C’est pour notre repos que les cœurs sont cachés :
Jouissons de notre ignorance.
Nous serions tous bien empêchés,
Si l’on nous parlait comme on pense.
Certaine fée un jour était souris.
C’était la fatale journée
Où l’ordre de la destinée
Lui faisait prendre l’habit gris.
Un chat qui la guettait allait croquer la fée.
Certain homme le vit : soit caprice ou pitié
Il court après le chat, lui fait manquer sa proie.
Au diable le matou l’envoie ;
Mais aussi la souris le prit en amitié.
Le lendemain elle apparut à l’homme,
Non plus souris, mais déesse ; autant vaut,
Tu m’as sauvé le jour, commence-t-elle, il faut
Te payer du bienfait : le mieux, c’est le plutôt.
De Doucette, car c’est ainsi que l’on me nomme,
Cœur ingrat n’est point le défaut.
Demande donc, et souhaite à ton aise ;
Je puis tout ; tu n’as qu’à parler.

Eh bien, dit l’homme, qu’il vous plaise,
M’ouvrir les cœurs, me révéler
Tout ce que les gens ont dans l’âme.
Soit, j’y consens, lui dit la dame.
Tu n’as qu’à prendre ce bonnet :
Il est fée, et tu vas voir les gens à souhait.
Ils ne te diront plus ce qu’ils croiront te dire ;
Mais bien tout ce qu’ils penseront.
Tu les verras tels qu’ils seront.
Grand bien te fasse ; adieu, je me retire.
Voilà bientôt notre homme et son bonnet
Parlant aux gens. J’en aurai le cœur net,
Se disait-il ; je verrai ce qu’on pense.
C’est par sa femme qu’il commence.
Le bonnet de jouer son jeu.
Que je te hais, dit-elle en embrassant le sire !
(contraste assez plaisant du faire avec le dire) :
Oui, je te hais, et non pas pour un peu ;
Sur tout depuis que j’aime Alcandre.
Ah ! Que la mort tarde à me rendre
Le service de t’emporter !
Pour peu qu’elle me fasse attendre,
Je n’y pourrai plus résister :
Mon amant presse ; il faudra bien se rendre :
(le tout en le flattant ; c’est ce qu’il faut noter.)

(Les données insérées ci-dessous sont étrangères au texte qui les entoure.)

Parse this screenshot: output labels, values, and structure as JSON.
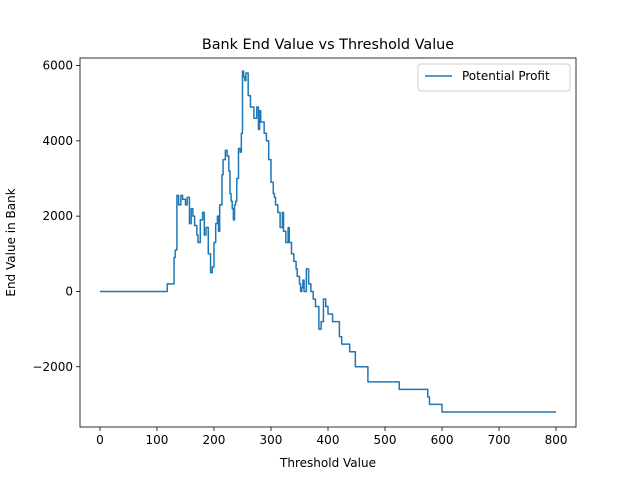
{
  "chart_data": {
    "type": "line",
    "title": "Bank End Value vs Threshold Value",
    "xlabel": "Threshold Value",
    "ylabel": "End Value in Bank",
    "xlim": [
      -35,
      835
    ],
    "ylim": [
      -3600,
      6200
    ],
    "xticks": [
      0,
      100,
      200,
      300,
      400,
      500,
      600,
      700,
      800
    ],
    "xtick_labels": [
      "0",
      "100",
      "200",
      "300",
      "400",
      "500",
      "600",
      "700",
      "800"
    ],
    "yticks": [
      -2000,
      0,
      2000,
      4000,
      6000
    ],
    "ytick_labels": [
      "−2000",
      "0",
      "2000",
      "4000",
      "6000"
    ],
    "grid": false,
    "legend_position": "top-right",
    "series": [
      {
        "name": "Potential Profit",
        "color": "#1f77b4",
        "step": true,
        "x": [
          0,
          115,
          118,
          128,
          130,
          132,
          135,
          138,
          142,
          145,
          150,
          153,
          157,
          160,
          163,
          166,
          170,
          172,
          176,
          180,
          183,
          186,
          190,
          194,
          197,
          200,
          203,
          206,
          208,
          210,
          214,
          216,
          220,
          223,
          226,
          228,
          230,
          232,
          234,
          236,
          238,
          240,
          243,
          246,
          248,
          250,
          252,
          254,
          256,
          260,
          264,
          268,
          270,
          273,
          275,
          278,
          280,
          282,
          284,
          288,
          292,
          296,
          300,
          304,
          306,
          308,
          312,
          316,
          320,
          322,
          326,
          330,
          332,
          336,
          340,
          344,
          346,
          350,
          352,
          354,
          356,
          358,
          362,
          366,
          370,
          374,
          378,
          384,
          388,
          392,
          396,
          400,
          404,
          408,
          412,
          416,
          420,
          424,
          430,
          438,
          448,
          456,
          460,
          465,
          470,
          480,
          490,
          500,
          505,
          510,
          520,
          525,
          540,
          560,
          570,
          575,
          578,
          585,
          600,
          650,
          700,
          750,
          800
        ],
        "y": [
          0,
          0,
          200,
          200,
          900,
          1100,
          2550,
          2300,
          2550,
          2450,
          2300,
          2500,
          1800,
          2200,
          2000,
          1750,
          1500,
          1300,
          1900,
          2100,
          1500,
          1700,
          1000,
          500,
          650,
          1300,
          1800,
          2000,
          1600,
          2300,
          3100,
          3500,
          3750,
          3600,
          3200,
          2600,
          2400,
          2200,
          1900,
          2300,
          2400,
          3000,
          3800,
          3700,
          4200,
          5850,
          5700,
          5600,
          5800,
          5200,
          4900,
          4900,
          4600,
          4600,
          4900,
          4300,
          4800,
          4500,
          4500,
          4200,
          4000,
          3500,
          2900,
          2600,
          2500,
          2300,
          2100,
          1700,
          2100,
          1600,
          1300,
          1700,
          1300,
          1000,
          800,
          600,
          400,
          200,
          0,
          100,
          300,
          0,
          600,
          200,
          0,
          -200,
          -400,
          -1000,
          -800,
          -200,
          -400,
          -600,
          -600,
          -800,
          -800,
          -800,
          -1200,
          -1400,
          -1400,
          -1600,
          -2000,
          -2000,
          -2000,
          -2000,
          -2400,
          -2400,
          -2400,
          -2400,
          -2400,
          -2400,
          -2400,
          -2600,
          -2600,
          -2600,
          -2600,
          -2800,
          -3000,
          -3000,
          -3200,
          -3200,
          -3200,
          -3200,
          -3200
        ]
      }
    ]
  }
}
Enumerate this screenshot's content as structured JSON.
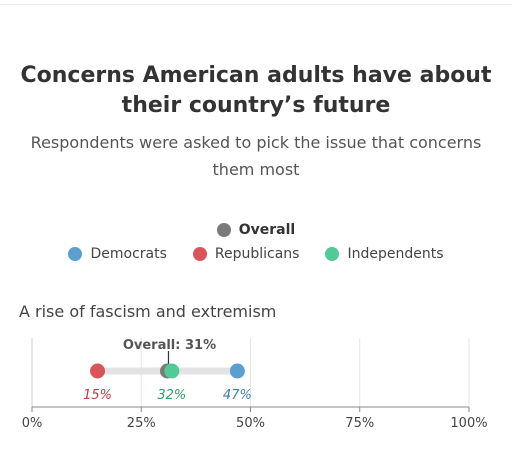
{
  "title": "Concerns American adults have about their country’s future",
  "subtitle": "Respondents were asked to pick the issue that concerns them most",
  "legend": {
    "overall": "Overall",
    "groups": [
      {
        "name": "Democrats",
        "color": "#5b9fd0"
      },
      {
        "name": "Republicans",
        "color": "#d95559"
      },
      {
        "name": "Independents",
        "color": "#4fcb96"
      }
    ]
  },
  "chart_data": {
    "type": "scatter",
    "title": "Concerns American adults have about their country’s future",
    "subtitle": "Respondents were asked to pick the issue that concerns them most",
    "categories": [
      "A rise of fascism and extremism"
    ],
    "series": [
      {
        "name": "Overall",
        "values": [
          31
        ],
        "color": "#7a7a7a"
      },
      {
        "name": "Democrats",
        "values": [
          47
        ],
        "color": "#5b9fd0",
        "label_color": "#3f7fae"
      },
      {
        "name": "Republicans",
        "values": [
          15
        ],
        "color": "#d95559",
        "label_color": "#c5373c"
      },
      {
        "name": "Independents",
        "values": [
          32
        ],
        "color": "#4fcb96",
        "label_color": "#2f9d6a"
      }
    ],
    "overall_annotation": "Overall: 31%",
    "value_labels": {
      "Republicans": "15%",
      "Independents": "32%",
      "Democrats": "47%"
    },
    "xlim": [
      0,
      100
    ],
    "xticks": [
      0,
      25,
      50,
      75,
      100
    ],
    "xtick_labels": [
      "0%",
      "25%",
      "50%",
      "75%",
      "100%"
    ],
    "grid": true,
    "legend_position": "top-center"
  }
}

La bonne épouse ainsi connue,
Le père parle à ses enfants.
En dépit d’eux leur bouche est ingénue :
Ils attendent ses biens qu’il garde trop long-tems.
Ainsi l’homme au bonnet s’en va de gens en gens
Tirer des cœurs les secrètes pensées ;
Ne trouve en ses amis qu'âmes intéressées ;
Ingrats et mauvais cœurs sous dehors obligeants.

Va-t-il rendre quelque visite ?
En lui serrant la main, on l’appelle importun.
D’une parole qu’il a dite,
Quelqu’un veut le louer : ce quelqu’un hypocrite
Dit qu’il n’a pas le sens commun :
À chaque instant mille dégoûts pour un :
Rien ne le flatte ; tout l’irrite :
Tant et tant, que notre homme excédé de chagrins
Jette enfin son bonnet par-dessus les moulins.
Le cherche qui voudra. Quant à moi, je le quitte.